After inviting the man back to her house where she offered him a shower and a meal, Ms Allie got to work.

“I started ringing all these numbers [for homelessness services],” she said.

“We tried the two cheapest places I could find online for him to stay.

“[One of them] was $80 and I pleaded with the man to take the $50 which was all I had and I would come pay the other $30 today, and he just said ‘we don’t have that kind here’.”

With nowhere left to turn, and most of the city’s hotels and motels booked out for the Australian Sheep and Wool Show, Ms Allie made the difficult decision to allow the man, whom she had met just hours earlier, to stay under her roof.

“What choice did I have?” she said.

“I can’t put my cat out in the cold, let alone put him out in the cold.”

Ms Allie drove the man to Haven; Home, Safe the next morning where she was hopeful the staff would have more luck.

HHS chief executive Ken Marchingo said crisis accommodation was hard to come by in Bendigo, especially on weekends.

Mr Marchingo said many of the cheap accommodation options which once existed in the region had now disappeared, leaving services like HHS reliant on more expensive options.

“The reality is that we are in a booming regional city, and as part of the booming regional city we have tremendously valuable events and showcases and sporting carnivals that happen almost every weekend, so as a result, almost every weekend whatever accommodation in town that’s available is fully booked,” he said.

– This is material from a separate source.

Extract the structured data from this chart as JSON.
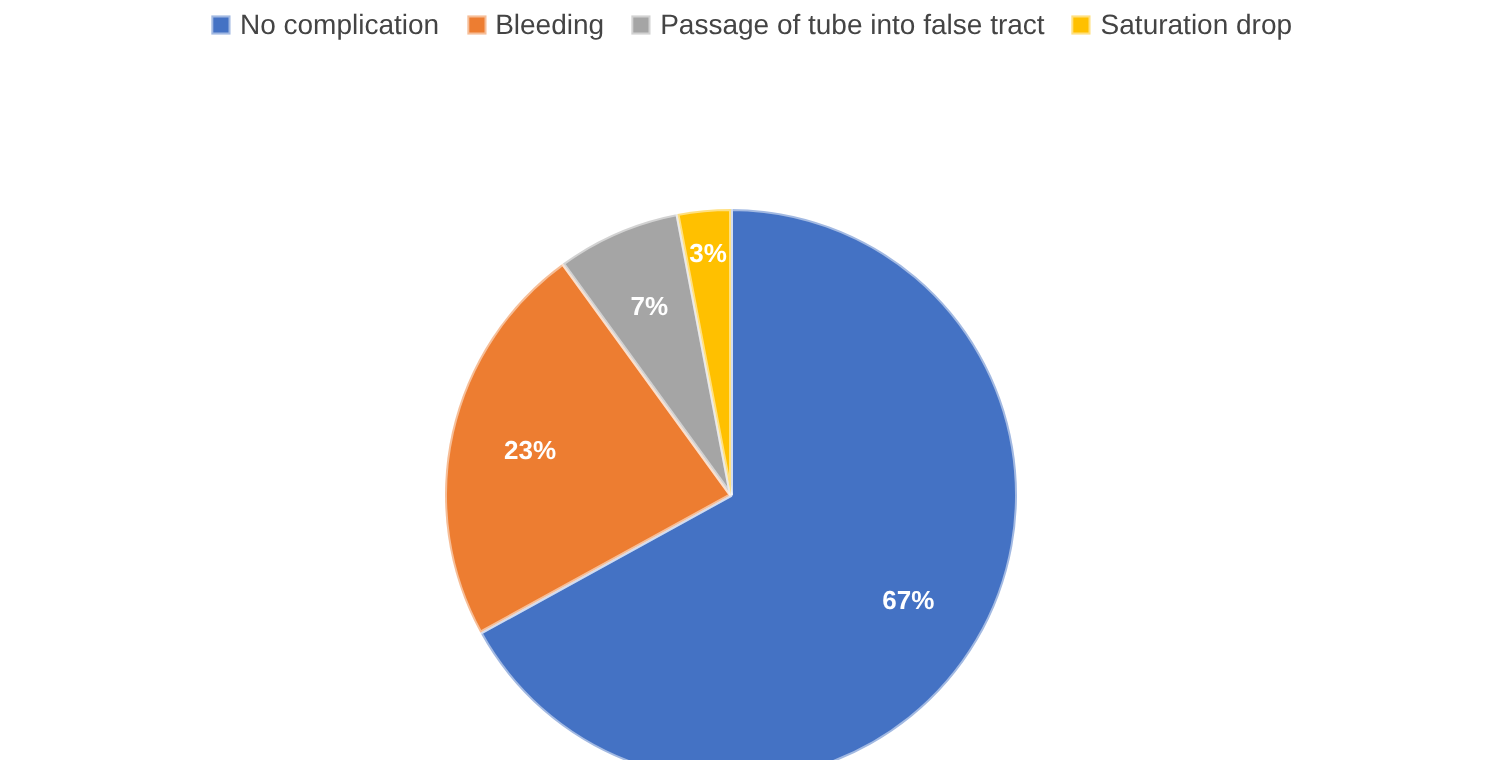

“We could hope for nothing better than to see all of our commercial businesses booked out solidly for these big weekends because that’s fabulous for the city, and it creates a long tale of often low-skill jobs which is fabulous for the community and fabulous for our low-income-earners. The unfortunate thing though, is that yes, it does mean that people who are suddenly homeless don’t have any options.”

Camp out for homelessness cancelled

Haven; Home, Safe has been forced to cancel a planned fundraiser for homeless people in Bendigo.

The Car Camp Out had been planned for August 6.

“It is with great disappointment that we announce the cancellation of this year’s Car Camp Out fundraiser for the homeless,” HHH spokeswoman Sue Masters said.

“We recently discovered, and only by chance, that the showgrounds venue had been double-booked for 6 August. This posed significant traffic and event management issues.

“Unfortunately, there were no other suitable venues available able to safely and securely cater for up to 2000 campers and we were unable to rebook the entertainers, staging, security and support staff, etc, for a later date in August.

Ms Masters thanked those who had supported the event and apologised for the inconvenience.

All ticket holders have been reimbursed and HHH plans to hold a separate fundraiser during Homelessness Week in August.